Podcast about a television show

Harsh Reality: The Story of Miriam Rivera is a 2021 podcast produced by Novel, provided by Wondery. The series is hosted by Trace Lysette and focuses on the show There's Something About Miriam and the life of Mexican transgender model Miriam Rivera.

==Synopsis==

The series covers the life of the controversial British reality dating show There's Something About Miriam, as well as the life of its star, Mexican model Miriam Rivera. The series also examines the topics of gender, sexuality, and the decision-making process that went into the show's creation and filming.

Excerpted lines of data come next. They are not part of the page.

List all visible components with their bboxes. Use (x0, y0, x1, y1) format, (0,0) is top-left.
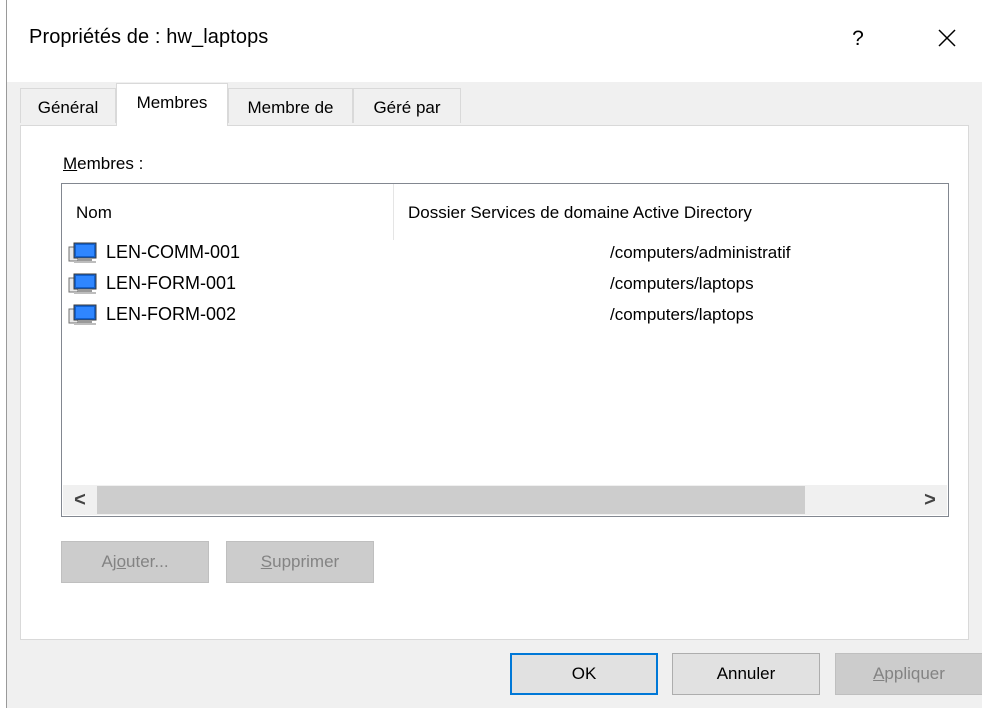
scroll-left-button[interactable]: < (63, 485, 97, 515)
member-name: LEN-FORM-001 (106, 273, 237, 293)
computer-icon (68, 273, 97, 294)
list-item[interactable]: LEN-COMM-001 /computers/administratif (62, 240, 942, 270)
column-header-name[interactable]: Nom (76, 203, 112, 223)
title-bar[interactable]: Propriétés de : hw_laptops ? (7, 0, 982, 82)
add-label-mnemonic: o (116, 552, 127, 571)
column-header-folder[interactable]: Dossier Services de domaine Active Direc… (408, 203, 752, 223)
members-tab-panel: Membres : Nom Dossier Services de domain… (20, 125, 969, 640)
list-item[interactable]: LEN-FORM-001 /computers/laptops (62, 271, 942, 301)
tab-general[interactable]: Général (20, 88, 116, 123)
properties-dialog: Propriétés de : hw_laptops ? Général Mem… (6, 0, 982, 708)
ok-button[interactable]: OK (510, 653, 658, 695)
remove-button[interactable]: Supprimer (226, 541, 374, 583)
remove-label-mnemonic: S (260, 552, 273, 571)
add-label-post: uter... (126, 552, 169, 571)
help-button[interactable]: ? (841, 22, 875, 56)
member-folder: /computers/laptops (610, 305, 754, 324)
column-separator[interactable] (393, 184, 394, 240)
scroll-right-button[interactable]: > (913, 485, 947, 515)
apply-button[interactable]: Appliquer (835, 653, 982, 695)
computer-icon (68, 242, 97, 263)
member-name: LEN-COMM-001 (106, 242, 241, 262)
members-list[interactable]: Nom Dossier Services de domaine Active D… (61, 183, 949, 517)
window-title: Propriétés de : hw_laptops (29, 26, 269, 48)
scrollbar-thumb[interactable] (97, 486, 805, 514)
member-folder: /computers/administratif (610, 243, 791, 262)
member-folder: /computers/laptops (610, 274, 754, 293)
list-item[interactable]: LEN-FORM-002 /computers/laptops (62, 302, 942, 332)
add-button[interactable]: Ajouter... (61, 541, 209, 583)
tab-member-of[interactable]: Membre de (228, 88, 353, 123)
close-icon (938, 29, 956, 47)
close-button[interactable] (927, 18, 967, 58)
cancel-button[interactable]: Annuler (672, 653, 820, 695)
member-name: LEN-FORM-002 (106, 304, 237, 324)
horizontal-scrollbar[interactable]: < > (63, 485, 947, 515)
tab-managed-by[interactable]: Géré par (353, 88, 461, 123)
members-label-text: embres : (77, 154, 144, 173)
members-label-mnemonic: M (63, 154, 78, 173)
computer-icon (68, 304, 97, 325)
apply-label-mnemonic: A (873, 664, 885, 683)
apply-label-post: ppliquer (884, 664, 945, 683)
remove-label-post: upprimer (272, 552, 340, 571)
add-label-pre: Aj (101, 552, 117, 571)
tab-members[interactable]: Membres (116, 83, 228, 126)
members-label: Membres : (63, 154, 143, 174)
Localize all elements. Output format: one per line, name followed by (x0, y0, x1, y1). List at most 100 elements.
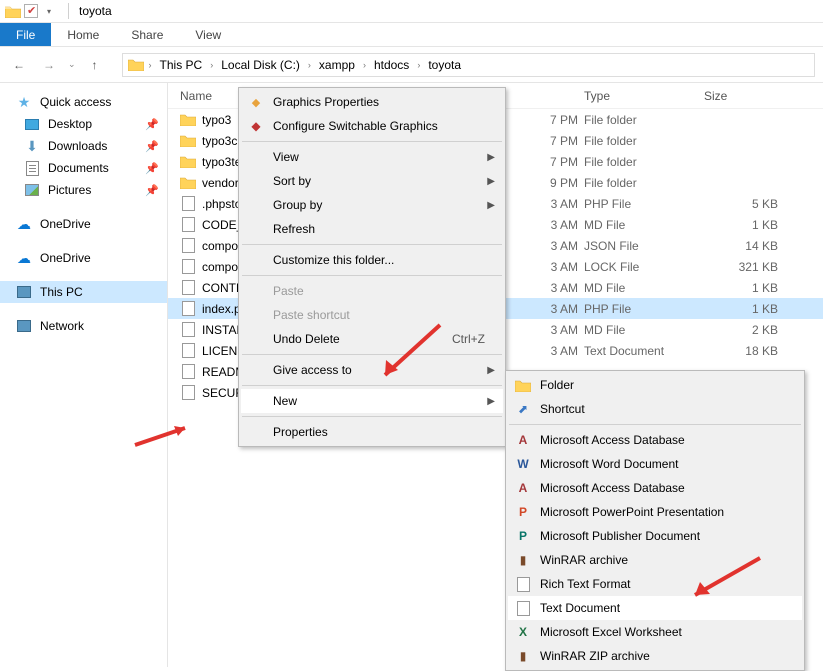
sidebar-item-onedrive[interactable]: ☁ OneDrive (0, 247, 167, 269)
menu-new-text[interactable]: Text Document (508, 596, 802, 620)
file-icon (180, 280, 196, 296)
sidebar-item-network[interactable]: Network (0, 315, 167, 337)
file-type: MD File (578, 281, 698, 295)
tab-view[interactable]: View (179, 23, 237, 46)
sidebar-item-documents[interactable]: Documents 📌 (0, 157, 167, 179)
access-icon: A (514, 431, 532, 449)
column-type[interactable]: Type (578, 89, 698, 103)
new-submenu: Folder ⬈Shortcut AMicrosoft Access Datab… (505, 370, 805, 671)
sidebar-item-this-pc[interactable]: This PC (0, 281, 167, 303)
menu-sort-by[interactable]: Sort by▶ (241, 169, 503, 193)
menu-refresh[interactable]: Refresh (241, 217, 503, 241)
back-button[interactable]: ← (8, 54, 30, 76)
menu-view[interactable]: View▶ (241, 145, 503, 169)
winrar-icon: ▮ (514, 647, 532, 665)
menu-new-access[interactable]: AMicrosoft Access Database (508, 476, 802, 500)
qat-checkbox-icon[interactable]: ✔ (24, 4, 38, 18)
menu-undo-delete[interactable]: Undo DeleteCtrl+Z (241, 327, 503, 351)
file-type: LOCK File (578, 260, 698, 274)
file-type: File folder (578, 113, 698, 127)
sidebar-item-pictures[interactable]: Pictures 📌 (0, 179, 167, 201)
tab-home[interactable]: Home (51, 23, 115, 46)
breadcrumb[interactable]: › This PC› Local Disk (C:)› xampp› htdoc… (122, 53, 815, 77)
menu-new-publisher[interactable]: PMicrosoft Publisher Document (508, 524, 802, 548)
documents-icon (24, 160, 40, 176)
folder-icon (4, 2, 22, 20)
breadcrumb-item[interactable]: Local Disk (C:) (217, 58, 304, 72)
file-type: JSON File (578, 239, 698, 253)
file-type: PHP File (578, 197, 698, 211)
menu-new-winrar-zip[interactable]: ▮WinRAR ZIP archive (508, 644, 802, 668)
menu-new-folder[interactable]: Folder (508, 373, 802, 397)
up-button[interactable]: ↑ (84, 54, 106, 76)
menu-new-word[interactable]: WMicrosoft Word Document (508, 452, 802, 476)
file-name: index.p (202, 302, 241, 316)
sidebar-item-onedrive[interactable]: ☁ OneDrive (0, 213, 167, 235)
chevron-right-icon: ▶ (487, 200, 495, 211)
qat-dropdown-icon[interactable]: ▾ (40, 2, 58, 20)
breadcrumb-item[interactable]: This PC (156, 58, 207, 72)
navigation-bar: ← → ⌄ ↑ › This PC› Local Disk (C:)› xamp… (0, 47, 823, 83)
menu-paste-shortcut: Paste shortcut (241, 303, 503, 327)
file-size: 1 KB (698, 218, 778, 232)
file-name: vendor (202, 176, 239, 190)
file-size: 1 KB (698, 302, 778, 316)
forward-button[interactable]: → (38, 54, 60, 76)
publisher-icon: P (514, 527, 532, 545)
file-name: typo3te (202, 155, 241, 169)
menu-properties[interactable]: Properties (241, 420, 503, 444)
sidebar-item-desktop[interactable]: Desktop 📌 (0, 113, 167, 135)
tab-share[interactable]: Share (115, 23, 179, 46)
recent-locations-icon[interactable]: ⌄ (68, 59, 76, 70)
file-icon (180, 322, 196, 338)
shortcut-icon: ⬈ (514, 400, 532, 418)
sidebar-label: This PC (40, 285, 83, 299)
cloud-icon: ☁ (16, 216, 32, 232)
file-tab[interactable]: File (0, 23, 51, 46)
menu-new-access[interactable]: AMicrosoft Access Database (508, 428, 802, 452)
file-name: compo (202, 260, 238, 274)
file-name: compo (202, 239, 238, 253)
sidebar-quick-access[interactable]: ★ Quick access (0, 91, 167, 113)
file-type: File folder (578, 176, 698, 190)
access-icon: A (514, 479, 532, 497)
menu-give-access[interactable]: Give access to▶ (241, 358, 503, 382)
sidebar-item-downloads[interactable]: ⬇ Downloads 📌 (0, 135, 167, 157)
sidebar-label: Desktop (48, 117, 92, 131)
breadcrumb-item[interactable]: xampp (315, 58, 359, 72)
cloud-icon: ☁ (16, 250, 32, 266)
file-type: MD File (578, 218, 698, 232)
folder-icon (180, 154, 196, 170)
menu-switchable-graphics[interactable]: ◆Configure Switchable Graphics (241, 114, 503, 138)
chevron-right-icon: ▶ (487, 152, 495, 163)
menu-new-rtf[interactable]: Rich Text Format (508, 572, 802, 596)
menu-group-by[interactable]: Group by▶ (241, 193, 503, 217)
breadcrumb-item[interactable]: htdocs (370, 58, 413, 72)
folder-icon (180, 133, 196, 149)
menu-new-excel[interactable]: XMicrosoft Excel Worksheet (508, 620, 802, 644)
file-name: typo3 (202, 113, 231, 127)
breadcrumb-item[interactable]: toyota (424, 58, 465, 72)
file-size: 18 KB (698, 344, 778, 358)
menu-graphics-properties[interactable]: ◆Graphics Properties (241, 90, 503, 114)
pin-icon: 📌 (145, 140, 159, 153)
column-size[interactable]: Size (698, 89, 778, 103)
text-icon (514, 599, 532, 617)
sidebar-label: Pictures (48, 183, 91, 197)
sidebar-label: Quick access (40, 95, 111, 109)
sidebar-label: Documents (48, 161, 109, 175)
file-icon (180, 217, 196, 233)
excel-icon: X (514, 623, 532, 641)
rtf-icon (514, 575, 532, 593)
menu-new-powerpoint[interactable]: PMicrosoft PowerPoint Presentation (508, 500, 802, 524)
menu-new-winrar[interactable]: ▮WinRAR archive (508, 548, 802, 572)
pictures-icon (24, 182, 40, 198)
ribbon: File Home Share View (0, 23, 823, 47)
pc-icon (16, 284, 32, 300)
menu-customize-folder[interactable]: Customize this folder... (241, 248, 503, 272)
file-size: 5 KB (698, 197, 778, 211)
context-menu: ◆Graphics Properties ◆Configure Switchab… (238, 87, 506, 447)
menu-new[interactable]: New▶ (241, 389, 503, 413)
menu-new-shortcut[interactable]: ⬈Shortcut (508, 397, 802, 421)
file-type: File folder (578, 155, 698, 169)
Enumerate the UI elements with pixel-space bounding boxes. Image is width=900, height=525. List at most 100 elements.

The series begins with a look into Miriam's early life, from her childhood in Mexico to her time in the United States and participation in the House of Xtravaganza. Miriam was eventually discovered by British television producer Remy Blumenfeld, who planned on making her the focus of a dating game show. He and the other show creators wanted to treat There's Something About Miriam as a social experiment about gender and sexuality. They chose not to reveal that Miriam was a transgender woman until the final episode, upon which point all of the bachelors would be informed. Great effort was taken to keep this secret and to this end none of the contestants were allowed to spend much time with Miriam. Contestants who suspected were quickly eliminated from the show. Miriam became particularly close with Tom despite these limitations. Lysette compares this to a relationship Miriam had while she was a teenager attending high school in the United States as an undocumented immigrant. Miriam did not tell her classmates or the boy she was dating that she was assigned male at birth. Upon discovering this the boy reacted with disgust and told others at school, many of whom reacted similarly. Miriam chose to drop out of school.

As the show's final episode approached the crew brought in a psychiatrist who had experience working with reality shows. According to Lysette, the producers had not brought in anyone to counsel the contestants or ensure that they were appropriate for the show prior to this point. The psychiatrist, who was interviewed for the podcast, felt that this led to the events that occurred after filming was completed; contestant Scott was so enraged by the revelations that he destroyed the set. After the contestants returned home, they were informed that they had a case for a lawsuit, even before the show was aired on television.

==Release==
Harsh Reality released its first episode on November 29, 2021, and ran for six episodes.

==Episodes==

| No. | Title | Original release date |
|---|---|---|
| 1 | "Something About Miriam" | November 29, 2021 |
| 2 | "Outlaw Superstar" | November 29, 2021 |
| 3 | "Champagne, Canapés and Clubbing" | December 6, 2021 |
| 4 | "Sh*t Show" | December 13, 2021 |
| 5 | "Scene of a Crime?" | December 13, 2021 |
| 6 | "Speed Angel" | December 27, 2021 |
| 7 | "Behind the Lens" | December 27, 2021 |

==Reception==
Them praised Harsh Reality, stating that "It’s a rare show of any kind that brings trans talent like this together on every level of production, and the combination pays off, particularly during interviews with the cis people who were involved in creating There’s Something About Miriam." The Sunday Times was also favorable, giving it four out of five stars, as was The Guardian.